IB Syllabus focus:
‘Soils provide water, rooting medium, and essential nutrients (N, P, K); plants obtain carbon from atmospheric CO₂.’
Soils are essential for sustaining plant productivity, acting as reservoirs for water, nutrients, and as a stable rooting medium. Their properties directly determine the success of agricultural systems.
Soils as a Rooting Medium
Plants require a stable rooting medium to anchor themselves and access resources. The soil must provide:
Mechanical support to hold plants upright.
Pore space for oxygen to reach roots.
Channels for root penetration and growth.
Soil Structure and Root Development
A well-aggregated soil with balanced sand, silt, and clay particles promotes effective root growth. Compacted or degraded soils restrict root extension and limit productivity.
Water Availability in Soils
Water stored in soils provides plants with a continuous supply between rainfall or irrigation events.
Field Capacity: The amount of water soil can hold against gravity after excess drainage has occurred.
Types of Soil Water
Gravitational water: Quickly drains, unavailable to plants.
Capillary water: Held in pores, readily available to roots.
Hygroscopic water: Bound tightly to particles, unavailable to plants.
Soil texture and organic matter content influence water retention. Clay and humus-rich soils store more water than sandy soils.
Diagram shows field capacity, permanent wilting point, and the grey band of plant-available water across soil textures from sand to clay. It clarifies why clays retain more water while sands hold less, aligning with irrigation decisions and plant stress thresholds. Note: the graphic also labels water lost to runoff or deep percolation, which is ancillary detail beyond the syllabus focus. Source.
Nutrient Supply in Soils
Soils supply the essential macronutrients plants require:
Nitrogen (N): For proteins and chlorophyll synthesis.

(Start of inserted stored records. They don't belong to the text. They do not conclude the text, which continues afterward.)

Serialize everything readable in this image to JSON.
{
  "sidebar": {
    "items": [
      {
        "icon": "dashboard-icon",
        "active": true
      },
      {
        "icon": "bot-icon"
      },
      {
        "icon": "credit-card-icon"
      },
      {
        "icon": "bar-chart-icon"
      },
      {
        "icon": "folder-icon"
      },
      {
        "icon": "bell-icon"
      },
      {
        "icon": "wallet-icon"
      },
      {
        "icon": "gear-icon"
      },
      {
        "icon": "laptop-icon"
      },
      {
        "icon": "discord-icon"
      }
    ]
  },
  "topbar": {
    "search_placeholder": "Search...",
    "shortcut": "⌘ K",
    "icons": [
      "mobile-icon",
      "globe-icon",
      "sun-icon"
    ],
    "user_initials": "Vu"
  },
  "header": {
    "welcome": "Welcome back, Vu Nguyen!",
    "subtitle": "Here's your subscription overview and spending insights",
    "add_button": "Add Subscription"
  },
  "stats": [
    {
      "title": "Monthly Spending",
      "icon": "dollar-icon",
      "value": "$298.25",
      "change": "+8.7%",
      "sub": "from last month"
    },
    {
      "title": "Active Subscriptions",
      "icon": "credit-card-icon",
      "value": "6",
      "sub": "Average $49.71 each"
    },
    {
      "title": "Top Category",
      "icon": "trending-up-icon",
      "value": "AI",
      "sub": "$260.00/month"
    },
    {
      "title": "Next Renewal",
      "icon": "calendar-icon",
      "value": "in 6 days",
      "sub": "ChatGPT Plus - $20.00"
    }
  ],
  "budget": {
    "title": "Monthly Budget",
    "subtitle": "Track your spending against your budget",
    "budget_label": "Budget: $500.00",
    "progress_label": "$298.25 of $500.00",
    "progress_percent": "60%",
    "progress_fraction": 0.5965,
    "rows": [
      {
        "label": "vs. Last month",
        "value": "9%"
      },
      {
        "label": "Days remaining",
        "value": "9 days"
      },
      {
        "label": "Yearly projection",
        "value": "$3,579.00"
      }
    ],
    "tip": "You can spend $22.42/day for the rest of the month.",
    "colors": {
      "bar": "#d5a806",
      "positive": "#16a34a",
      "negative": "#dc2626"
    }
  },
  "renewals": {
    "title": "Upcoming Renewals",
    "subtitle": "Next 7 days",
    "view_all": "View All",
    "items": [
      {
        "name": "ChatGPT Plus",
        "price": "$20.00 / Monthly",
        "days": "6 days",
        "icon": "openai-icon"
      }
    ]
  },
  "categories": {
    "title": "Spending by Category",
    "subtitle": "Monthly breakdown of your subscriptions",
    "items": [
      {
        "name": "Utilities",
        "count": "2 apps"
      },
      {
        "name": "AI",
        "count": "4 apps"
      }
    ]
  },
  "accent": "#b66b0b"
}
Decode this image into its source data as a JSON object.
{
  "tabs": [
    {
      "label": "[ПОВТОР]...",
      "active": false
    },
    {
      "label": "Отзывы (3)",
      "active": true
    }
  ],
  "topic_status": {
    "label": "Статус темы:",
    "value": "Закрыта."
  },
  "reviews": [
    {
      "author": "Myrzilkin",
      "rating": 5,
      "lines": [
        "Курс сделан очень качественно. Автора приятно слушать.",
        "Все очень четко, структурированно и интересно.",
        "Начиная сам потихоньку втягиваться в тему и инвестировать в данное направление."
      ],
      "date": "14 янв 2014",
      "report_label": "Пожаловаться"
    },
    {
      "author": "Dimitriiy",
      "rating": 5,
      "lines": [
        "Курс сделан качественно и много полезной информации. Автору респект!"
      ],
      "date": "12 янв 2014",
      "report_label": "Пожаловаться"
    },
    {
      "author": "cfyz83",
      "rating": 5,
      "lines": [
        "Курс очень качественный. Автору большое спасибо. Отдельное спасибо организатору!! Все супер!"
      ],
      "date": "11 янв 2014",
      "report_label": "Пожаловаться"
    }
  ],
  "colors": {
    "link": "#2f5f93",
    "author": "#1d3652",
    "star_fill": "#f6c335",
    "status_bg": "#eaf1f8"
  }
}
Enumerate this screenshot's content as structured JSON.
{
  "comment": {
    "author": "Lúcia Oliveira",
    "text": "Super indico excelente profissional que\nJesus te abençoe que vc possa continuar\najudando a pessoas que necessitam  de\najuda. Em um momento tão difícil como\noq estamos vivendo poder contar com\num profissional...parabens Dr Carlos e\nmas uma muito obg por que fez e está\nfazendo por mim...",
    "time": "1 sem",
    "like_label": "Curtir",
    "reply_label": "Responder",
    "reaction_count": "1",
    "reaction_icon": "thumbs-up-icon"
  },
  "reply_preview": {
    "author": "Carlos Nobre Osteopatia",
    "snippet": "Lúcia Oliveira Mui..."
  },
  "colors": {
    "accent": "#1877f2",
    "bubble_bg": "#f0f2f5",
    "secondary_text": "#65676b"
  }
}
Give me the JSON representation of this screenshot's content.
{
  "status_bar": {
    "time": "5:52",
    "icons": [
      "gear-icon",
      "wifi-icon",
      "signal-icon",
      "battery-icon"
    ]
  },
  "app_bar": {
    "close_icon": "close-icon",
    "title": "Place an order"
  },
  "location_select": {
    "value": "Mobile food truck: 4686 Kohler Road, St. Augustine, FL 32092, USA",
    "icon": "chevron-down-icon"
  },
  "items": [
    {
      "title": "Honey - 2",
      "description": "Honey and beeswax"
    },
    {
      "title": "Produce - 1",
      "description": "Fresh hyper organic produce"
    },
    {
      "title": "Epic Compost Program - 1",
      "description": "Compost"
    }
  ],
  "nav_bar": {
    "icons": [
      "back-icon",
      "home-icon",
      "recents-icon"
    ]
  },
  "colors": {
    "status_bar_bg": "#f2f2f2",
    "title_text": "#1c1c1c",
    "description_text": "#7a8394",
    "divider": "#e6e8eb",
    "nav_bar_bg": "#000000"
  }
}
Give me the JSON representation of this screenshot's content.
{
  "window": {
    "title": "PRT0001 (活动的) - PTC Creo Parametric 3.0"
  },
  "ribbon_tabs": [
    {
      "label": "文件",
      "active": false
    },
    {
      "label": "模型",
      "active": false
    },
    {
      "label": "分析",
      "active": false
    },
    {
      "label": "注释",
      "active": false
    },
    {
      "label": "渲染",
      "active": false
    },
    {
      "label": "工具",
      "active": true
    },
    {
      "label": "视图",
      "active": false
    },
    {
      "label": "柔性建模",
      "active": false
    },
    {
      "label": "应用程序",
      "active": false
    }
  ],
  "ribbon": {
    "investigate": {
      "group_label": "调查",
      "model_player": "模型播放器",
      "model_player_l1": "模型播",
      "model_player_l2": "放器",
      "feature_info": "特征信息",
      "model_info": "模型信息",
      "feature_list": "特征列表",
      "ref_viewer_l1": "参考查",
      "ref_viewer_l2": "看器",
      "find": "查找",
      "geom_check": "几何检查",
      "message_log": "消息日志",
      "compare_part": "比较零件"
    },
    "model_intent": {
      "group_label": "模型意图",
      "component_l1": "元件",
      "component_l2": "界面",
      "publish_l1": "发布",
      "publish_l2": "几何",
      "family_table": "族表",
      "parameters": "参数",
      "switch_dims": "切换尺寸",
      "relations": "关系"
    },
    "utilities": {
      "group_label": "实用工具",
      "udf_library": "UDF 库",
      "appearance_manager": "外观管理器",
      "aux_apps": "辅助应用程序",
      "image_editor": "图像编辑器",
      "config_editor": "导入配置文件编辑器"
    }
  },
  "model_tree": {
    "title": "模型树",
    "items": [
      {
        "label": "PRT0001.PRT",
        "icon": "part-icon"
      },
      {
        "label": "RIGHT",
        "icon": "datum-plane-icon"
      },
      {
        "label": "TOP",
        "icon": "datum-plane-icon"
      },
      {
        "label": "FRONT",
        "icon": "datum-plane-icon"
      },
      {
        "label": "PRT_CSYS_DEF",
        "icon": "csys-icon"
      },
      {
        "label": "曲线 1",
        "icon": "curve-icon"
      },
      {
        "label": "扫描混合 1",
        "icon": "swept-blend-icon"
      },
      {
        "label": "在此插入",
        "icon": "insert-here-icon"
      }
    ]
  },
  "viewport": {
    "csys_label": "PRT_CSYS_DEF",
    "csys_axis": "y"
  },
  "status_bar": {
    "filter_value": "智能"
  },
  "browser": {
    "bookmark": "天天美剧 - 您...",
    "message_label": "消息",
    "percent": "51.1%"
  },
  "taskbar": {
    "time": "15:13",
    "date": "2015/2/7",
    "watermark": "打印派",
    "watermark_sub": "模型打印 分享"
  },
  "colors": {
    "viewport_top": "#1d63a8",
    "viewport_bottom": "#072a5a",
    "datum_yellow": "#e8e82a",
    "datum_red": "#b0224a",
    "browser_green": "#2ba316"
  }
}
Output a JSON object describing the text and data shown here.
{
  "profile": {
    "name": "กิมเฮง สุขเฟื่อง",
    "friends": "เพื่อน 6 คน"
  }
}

Phosphorus (P): For energy transfer and root development.
Potassium (K): For enzyme activation, water regulation, and disease resistance.
Cation Exchange Capacity (CEC): The ability of soil particles, especially clays and organic matter, to retain and exchange positively charged nutrient ions (cations).
Soils with high CEC, such as those rich in clay and humus, are more fertile because they can store and release nutrients efficiently.
Conceptual diagram of a negatively charged soil particle attracting nutrient cations in the surrounding solution, with arrows indicating exchange to and from the particle surface. This visual ties directly to CEC and explains why clay- and humus-rich soils buffer nutrient supply to roots. The labels are minimal and clear, avoiding clutter while showing the key ions. Source.
Micronutrients
Alongside macronutrients, soils provide micronutrients such as iron (Fe), manganese (Mn), and zinc (Zn), needed in smaller amounts but still essential for plant growth.
The Role of Organic Matter
Organic matter, particularly humus, improves soil fertility by:
Enhancing water retention.
Boosting nutrient availability through slow decomposition.
Promoting soil structure stability, reducing erosion.
Providing habitat and energy for soil microorganisms involved in nutrient cycling.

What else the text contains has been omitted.